J. S.: Bugünkü durumu nasıl tahlil ediyorsunuz?
A. Saadat: Bunu anlayabilmek için, Oslo
antlaşmalarına dönmek gerek. Bu anlaşmalar, Filistin
burjuvazisi ile İsrailli işgalci arasında neredeyse
tümüyle ticari bir projeydi. İsrail, bu antlaşmalarla
FKÖ’nün program ve stratejisini, Filistin halkının
yaşam koşullarını yıkmak pahasına, terk etmesini
sağladı. O dönemde, Körfez savaşı sonrasında FKÖ’nün
büyük mali güçlükler içinde olduğu anımsanacaktır.
Oslo antlaşmaları önemli ticari anlaşmalar sayesinde
para toparlama olanağını temsil etmekteydi. Oslo
Filistin halkı için bir çözüm getirebilecek siyasal
bir antlaşma değil, hedeflerinden biri İsrail’in
güvenliğini sağlamak olan, güvenlik ve ticari
sorunlarla ilgili bir projeydi.
Bildiğiniz sonuçlar ve İsraillilerle müzakerelerin
dışında her türlü “çözüm” arayışını yasaklayan
Oslo anlaşmalarının içerdiği aslî bir veriyle
yıllar geçti. Araya Camp David olayı ve Barak
ile Clinton’un utanç verici önerileri girdi. FHKC
işgalciyle her türlü müzakereye derhal son verilmesinden
yanaydı (hâlâ da öyledir); bu, Filistin otoritesinin
halkıyla içiçe gerçek bir direniş hareketi haline
gelmesi demekti. Ama o, bu yolu seçmedi. Ve bugün,
işgalciyle işgal altındaki arasındaki tek karşıtlığın,
Filistin halkı ile İsrail Devleti arasındaki karşıtlık
olduğu, Otorite’ninse olanları dışarıdan seyrettiği,
her ne pahasına olursa olsun gücünü elde tutmak
isteyen seyirci bir Otorite’nin söz konusu olduğu
bir durumdayız.
J. S.: Bugün hangi strateji güçlü bir
Filistin hareketinin inşasını sağlayabilir?
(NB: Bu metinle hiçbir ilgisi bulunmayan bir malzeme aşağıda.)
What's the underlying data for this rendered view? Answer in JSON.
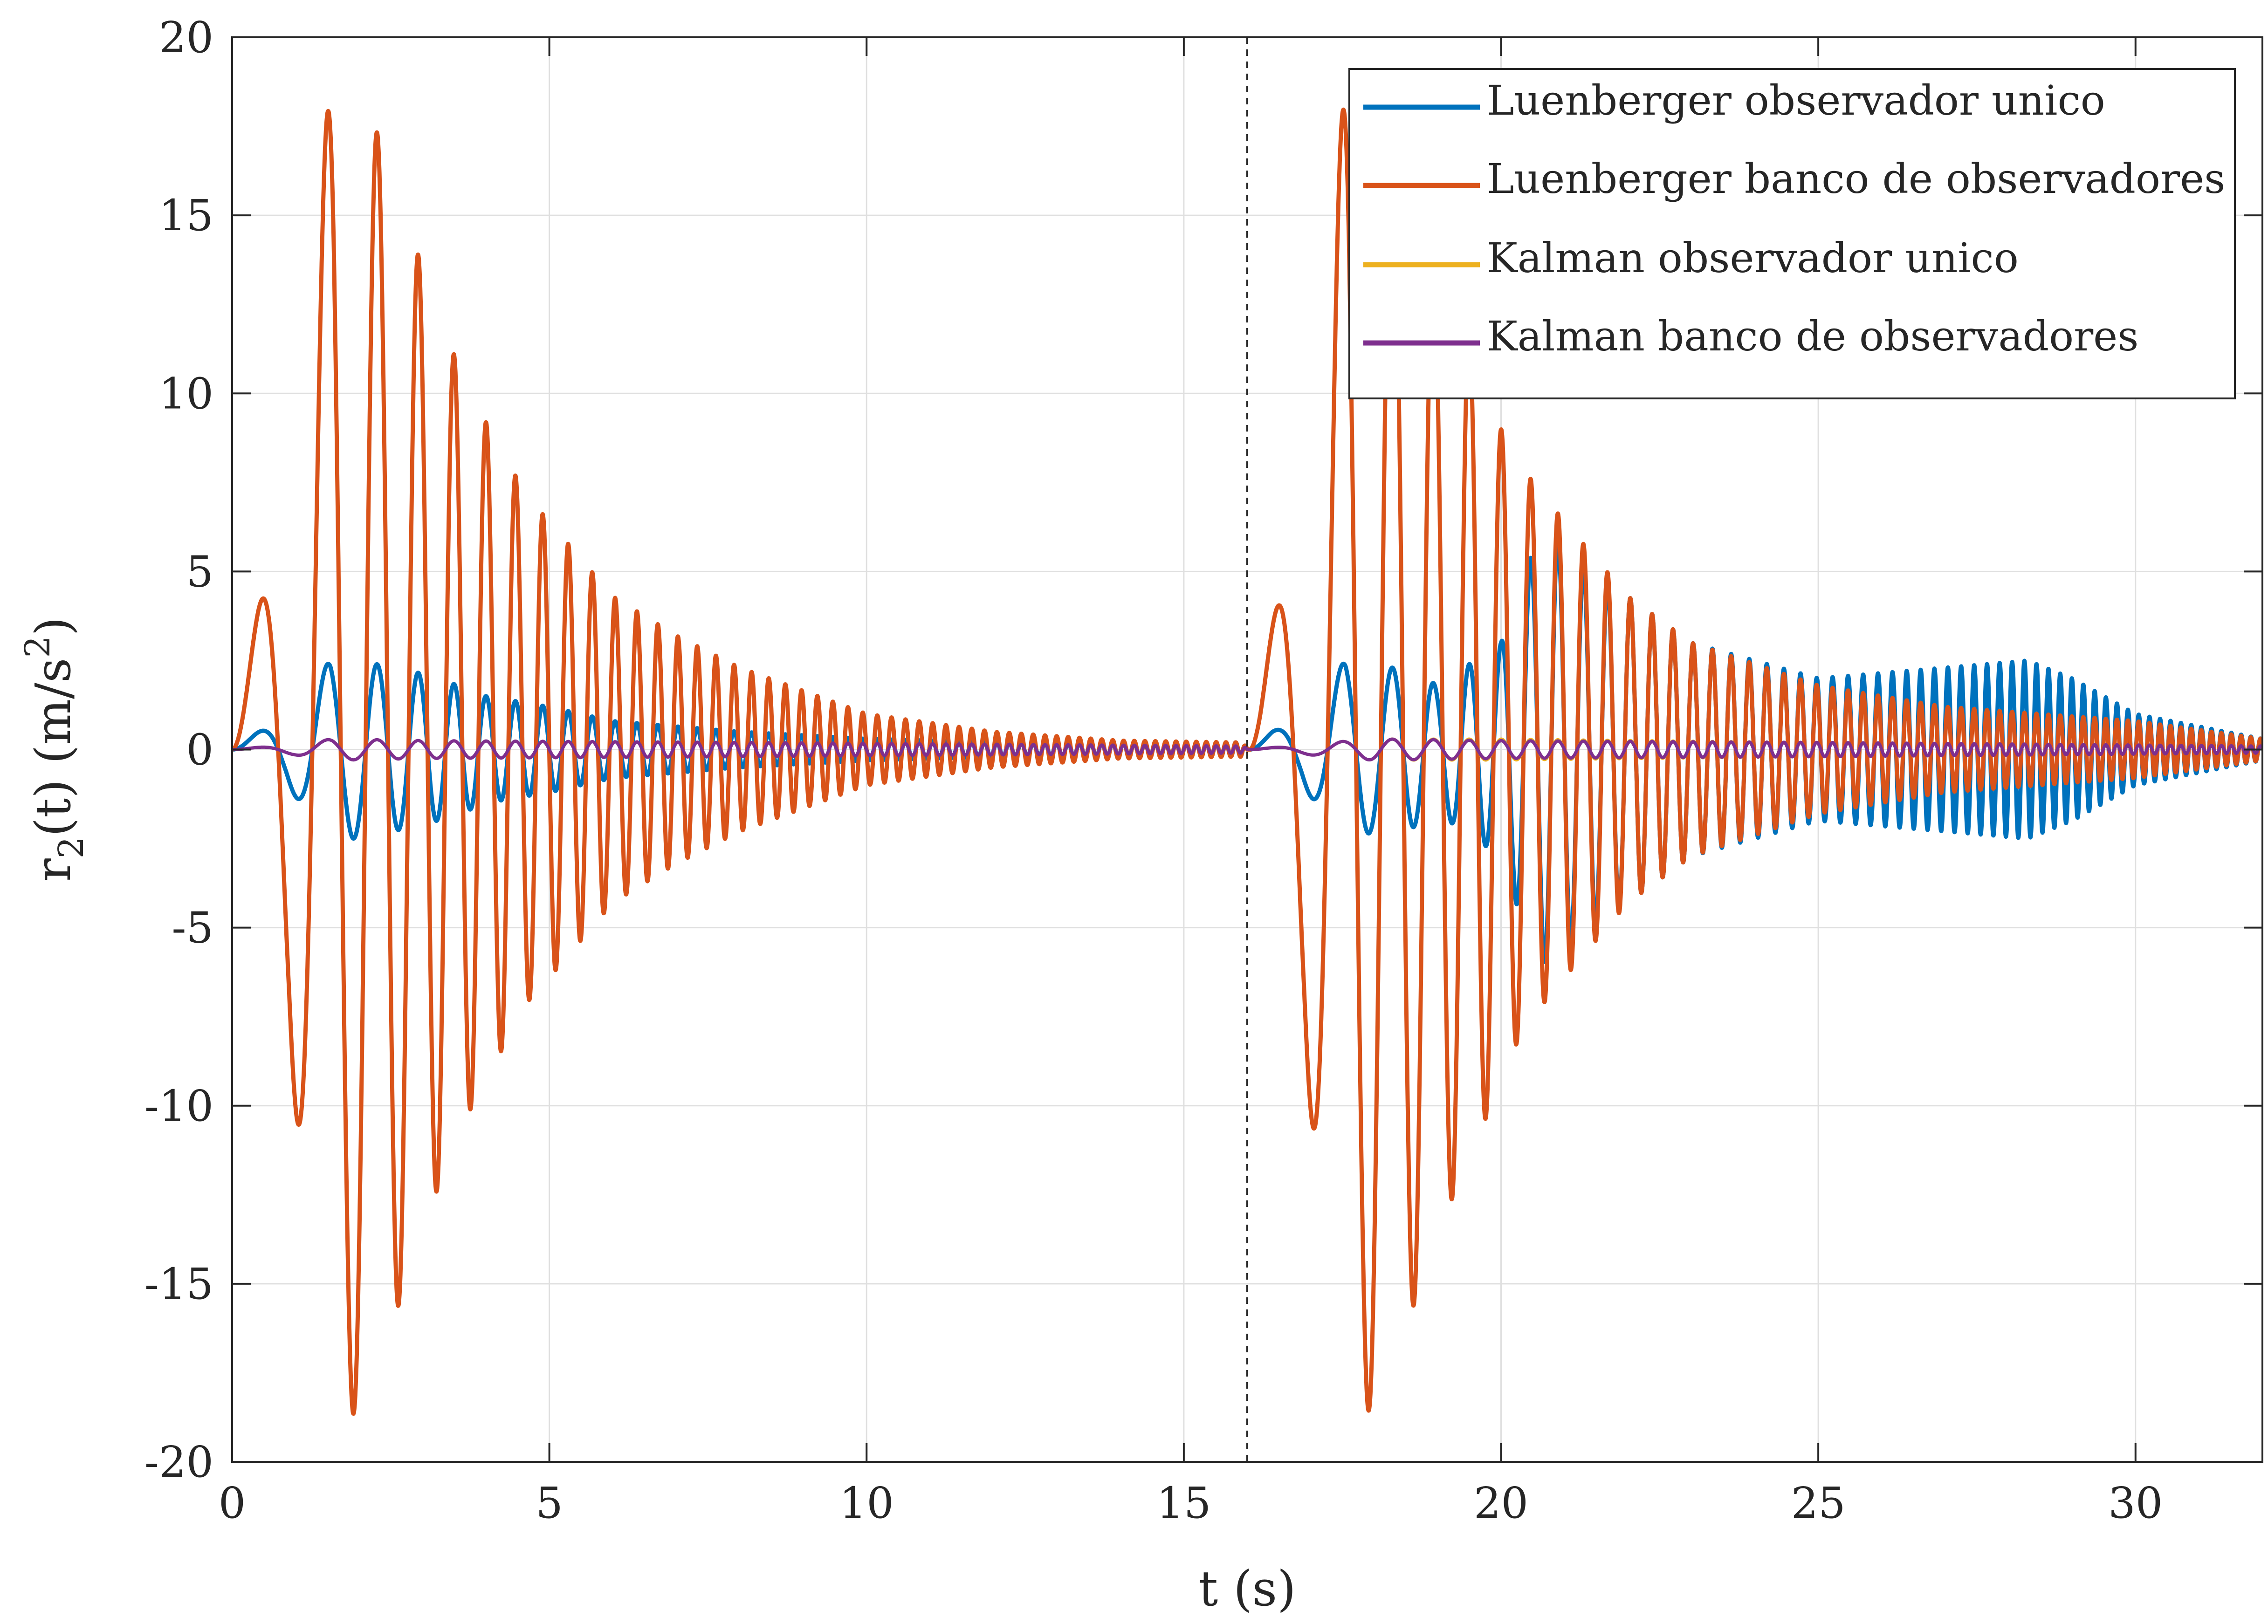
{
  "chart_data": {
    "type": "line",
    "title": "",
    "xlabel": "t (s)",
    "ylabel": {
      "base": "r",
      "sub": "2",
      "mid": "(t) (m/s",
      "sup": "2",
      "end": ")"
    },
    "xlim": [
      0,
      32
    ],
    "ylim": [
      -20,
      20
    ],
    "xticks": [
      0,
      5,
      10,
      15,
      20,
      25,
      30
    ],
    "xtick_labels": [
      "0",
      "5",
      "10",
      "15",
      "20",
      "25",
      "30"
    ],
    "yticks": [
      20,
      15,
      10,
      5,
      0,
      -5,
      -10,
      -15,
      -20
    ],
    "ytick_labels": [
      "20",
      "15",
      "10",
      "5",
      "0",
      "-5",
      "-10",
      "-15",
      "-20"
    ],
    "grid": true,
    "legend_position": "top-right",
    "vertical_marker": {
      "x": 16,
      "style": "dashed",
      "color": "#262626"
    },
    "series": [
      {
        "name": "Luenberger observador unico",
        "color": "#0072BD",
        "model": "damped_chirp",
        "points": [
          [
            0,
            0
          ],
          [
            0.85,
            1.0
          ],
          [
            1.55,
            -2.5
          ],
          [
            2.05,
            2.5
          ],
          [
            2.5,
            -2.3
          ],
          [
            2.8,
            2.2
          ],
          [
            3.1,
            -2.1
          ],
          [
            3.35,
            1.9
          ],
          [
            3.6,
            -1.8
          ],
          [
            4.0,
            1.5
          ],
          [
            5.0,
            1.2
          ],
          [
            6.0,
            0.8
          ],
          [
            8.0,
            0.5
          ],
          [
            10.0,
            0.3
          ],
          [
            12.0,
            0.2
          ],
          [
            15.9,
            0.2
          ],
          [
            16.05,
            0
          ],
          [
            16.4,
            0.5
          ],
          [
            16.85,
            1.0
          ],
          [
            17.55,
            -2.5
          ],
          [
            18.05,
            2.3
          ],
          [
            18.5,
            -2.3
          ],
          [
            19.0,
            1.8
          ],
          [
            20.0,
            3.0
          ],
          [
            20.4,
            5.2
          ],
          [
            20.7,
            -6.0
          ],
          [
            20.9,
            5.9
          ],
          [
            21.2,
            -5.2
          ],
          [
            22.0,
            4.3
          ],
          [
            23.0,
            -3.0
          ],
          [
            25.0,
            2.0
          ],
          [
            27.0,
            2.3
          ],
          [
            28.3,
            2.5
          ],
          [
            29.0,
            2.0
          ],
          [
            30.0,
            1.0
          ],
          [
            32.0,
            0.3
          ]
        ]
      },
      {
        "name": "Luenberger banco de observadores",
        "color": "#D95319",
        "model": "damped_chirp",
        "points": [
          [
            0,
            0
          ],
          [
            0.9,
            8.5
          ],
          [
            1.6,
            -19.4
          ],
          [
            2.1,
            18.2
          ],
          [
            2.5,
            -16.3
          ],
          [
            2.8,
            14.6
          ],
          [
            3.1,
            -13.0
          ],
          [
            3.35,
            11.8
          ],
          [
            3.6,
            -10.6
          ],
          [
            3.85,
            9.8
          ],
          [
            4.05,
            -9.0
          ],
          [
            4.3,
            8.3
          ],
          [
            4.6,
            -7.2
          ],
          [
            5.0,
            6.4
          ],
          [
            6.0,
            -4.3
          ],
          [
            7.0,
            3.2
          ],
          [
            8.0,
            2.3
          ],
          [
            10.0,
            1.0
          ],
          [
            12.0,
            0.5
          ],
          [
            14.0,
            0.25
          ],
          [
            15.9,
            0.2
          ],
          [
            16.05,
            0
          ],
          [
            16.2,
            -1.4
          ],
          [
            16.9,
            8.6
          ],
          [
            17.6,
            -19.4
          ],
          [
            18.05,
            18.2
          ],
          [
            18.5,
            -16.3
          ],
          [
            18.8,
            14.6
          ],
          [
            19.1,
            -13.0
          ],
          [
            19.5,
            11.8
          ],
          [
            20.0,
            -9.0
          ],
          [
            20.5,
            7.5
          ],
          [
            21.0,
            -6.4
          ],
          [
            22.0,
            4.3
          ],
          [
            23.0,
            3.0
          ],
          [
            25.0,
            1.8
          ],
          [
            27.0,
            1.2
          ],
          [
            30.0,
            0.8
          ],
          [
            32.0,
            0.3
          ]
        ]
      },
      {
        "name": "Kalman observador unico",
        "color": "#EDB120",
        "model": "damped_chirp",
        "points": [
          [
            0,
            0
          ],
          [
            1.0,
            0.15
          ],
          [
            1.6,
            -0.3
          ],
          [
            3.0,
            0.25
          ],
          [
            8.0,
            0.2
          ],
          [
            15.9,
            0.1
          ],
          [
            16.05,
            0
          ],
          [
            17.0,
            0.15
          ],
          [
            18.0,
            -0.3
          ],
          [
            20.0,
            0.3
          ],
          [
            25.0,
            0.2
          ],
          [
            32.0,
            0.1
          ]
        ]
      },
      {
        "name": "Kalman banco de observadores",
        "color": "#7E2F8E",
        "model": "damped_chirp",
        "points": [
          [
            0,
            0
          ],
          [
            1.0,
            0.15
          ],
          [
            1.6,
            -0.3
          ],
          [
            3.0,
            0.25
          ],
          [
            8.0,
            0.2
          ],
          [
            15.9,
            0.1
          ],
          [
            16.05,
            0
          ],
          [
            17.0,
            0.15
          ],
          [
            18.0,
            -0.3
          ],
          [
            20.0,
            0.25
          ],
          [
            25.0,
            0.2
          ],
          [
            32.0,
            0.1
          ]
        ]
      }
    ]
  }
}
A. Saadat: Bugün direniş, sözünü ettiğimiz
bütün nedenlerden dolayı çok güç bir durumda.
Ama bu güç durumda dahi, özellikle İsrail’de hâlâ
etkili olduğu görülüyor; gerek büyüyen toplumsal
istikrarsızlıkta, gerekse birkaç aydır onları
vuran iktisadî krizde. Direnişin sürebilmesi ve
daha da güçlenebilmesi için temelleri oluşturmak
gerekiyor.
Bu, birkaç şeyi gerektirir: öncelikle tüm halkın
bünyesinde yer alabileceği, herkese açık bir halk
direnişini örmek gerek. Ve geçmişin hatalarını
tekrarlamamak için, yani salt halkın fedakarlık
yapıp sonuçlardan yalnızca burjuvazinin yararlanmaması
için, işgale karşı direnişle demokrasi mücadelesini
birbirinden ayırmamak gerek.
Bugün, mülteciler dahil tüm Filistin nüfusunun
çıkarlarını temsil edecek güçlü ve demokratik
bir FKÖ’yü yeniden inşa edebilmeliyiz. “Tabandan”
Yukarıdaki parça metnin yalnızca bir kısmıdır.